T-cell and B-cell functions were studied in 35 patients with untreated multiple myeloma (MM) and in 16 patients with MM treated with prednisolone, melphalan and vincristine. The numbers of CD4+ T cells were normal in untreated MM patients, but markedly decreased in treated patients, whereas CD8+ cell numbers were normal in untreated and treated patients. Mitogen-induced as well as antigen-induced lymphocyte proliferative responses were reduced, but not further affected by treatment. The antigen-induced proliferative responses by lymphocytes of treated, but not of untreated patients, correlated positively to the proportions of CD4+ cells among MNC. Taken together, the findings suggest selective loss of CD4+ subpopulations during cytotoxic treatment. Pokeweed mitogen (PWM)-induced Ig production was generally low, but significantly reduced Ig production was only seen in experiments employing MM B cells and monocytes co-cultured with irradiated T-enriched cells.

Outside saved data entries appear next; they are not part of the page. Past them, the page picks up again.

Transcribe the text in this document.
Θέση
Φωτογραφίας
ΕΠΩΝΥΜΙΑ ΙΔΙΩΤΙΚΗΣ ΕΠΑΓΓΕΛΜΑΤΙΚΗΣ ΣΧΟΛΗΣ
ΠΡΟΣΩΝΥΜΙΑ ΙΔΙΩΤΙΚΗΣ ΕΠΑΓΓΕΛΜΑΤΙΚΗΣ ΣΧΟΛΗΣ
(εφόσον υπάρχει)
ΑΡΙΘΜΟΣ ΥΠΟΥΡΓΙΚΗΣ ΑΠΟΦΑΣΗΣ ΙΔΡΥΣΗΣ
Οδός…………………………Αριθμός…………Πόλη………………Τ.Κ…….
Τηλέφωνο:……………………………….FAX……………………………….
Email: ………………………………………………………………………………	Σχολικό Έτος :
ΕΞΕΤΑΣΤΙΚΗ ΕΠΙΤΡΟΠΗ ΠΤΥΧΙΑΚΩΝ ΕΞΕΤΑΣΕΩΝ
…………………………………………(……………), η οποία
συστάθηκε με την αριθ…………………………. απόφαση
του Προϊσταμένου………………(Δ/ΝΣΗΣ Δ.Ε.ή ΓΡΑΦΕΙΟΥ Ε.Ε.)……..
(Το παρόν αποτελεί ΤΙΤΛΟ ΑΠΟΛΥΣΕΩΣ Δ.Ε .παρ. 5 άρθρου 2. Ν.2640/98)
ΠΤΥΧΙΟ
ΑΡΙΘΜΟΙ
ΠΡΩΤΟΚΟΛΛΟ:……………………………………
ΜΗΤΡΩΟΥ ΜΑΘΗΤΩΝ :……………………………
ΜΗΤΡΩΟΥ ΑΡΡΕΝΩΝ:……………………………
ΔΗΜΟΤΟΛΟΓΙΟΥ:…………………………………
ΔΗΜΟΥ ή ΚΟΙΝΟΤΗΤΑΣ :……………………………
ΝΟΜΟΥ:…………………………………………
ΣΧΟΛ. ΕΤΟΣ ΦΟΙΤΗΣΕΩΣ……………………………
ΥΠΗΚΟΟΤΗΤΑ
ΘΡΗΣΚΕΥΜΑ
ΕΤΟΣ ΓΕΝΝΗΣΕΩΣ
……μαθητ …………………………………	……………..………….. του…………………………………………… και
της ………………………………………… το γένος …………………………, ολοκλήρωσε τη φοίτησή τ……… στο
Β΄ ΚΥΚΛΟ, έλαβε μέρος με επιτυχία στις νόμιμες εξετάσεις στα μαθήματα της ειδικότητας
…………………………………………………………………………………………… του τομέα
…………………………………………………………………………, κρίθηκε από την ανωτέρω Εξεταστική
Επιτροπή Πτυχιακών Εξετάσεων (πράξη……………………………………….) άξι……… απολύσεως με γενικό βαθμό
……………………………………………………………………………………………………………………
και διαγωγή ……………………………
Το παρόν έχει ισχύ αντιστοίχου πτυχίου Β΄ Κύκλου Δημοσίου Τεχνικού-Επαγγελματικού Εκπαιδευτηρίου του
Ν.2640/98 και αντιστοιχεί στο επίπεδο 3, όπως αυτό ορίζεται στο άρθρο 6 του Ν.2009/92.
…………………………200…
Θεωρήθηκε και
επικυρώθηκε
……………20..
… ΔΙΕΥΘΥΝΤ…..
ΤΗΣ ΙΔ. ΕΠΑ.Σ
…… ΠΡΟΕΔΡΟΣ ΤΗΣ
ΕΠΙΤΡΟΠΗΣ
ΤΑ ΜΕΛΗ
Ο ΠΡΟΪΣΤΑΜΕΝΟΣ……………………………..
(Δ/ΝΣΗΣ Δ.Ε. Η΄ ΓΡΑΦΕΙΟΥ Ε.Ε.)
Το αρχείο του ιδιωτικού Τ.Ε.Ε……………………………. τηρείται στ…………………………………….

Irradiated MM T cells displayed normal helper function when co-cultured with normal B cells stimulated with PWM. MM B cells and monocytes cultured with irradiated normal T cells produced little Ig; however, MM monocytes were not suppressive. In 2 of 3 patients with either IgG-kappa or IgA-kappa myeloma, the numbers of PWM-stimulated B cells that produced kappa chains were somewhat higher than those found among normal MNC. The impaired ability of antibody production by B cells from untreated MM patients seems to relate to intrinsic B cell defect(s) rather than to abnormal regulation by T cells or monocytes. However, disturbances in the functions of CD4+ cells may be observed in treated MM.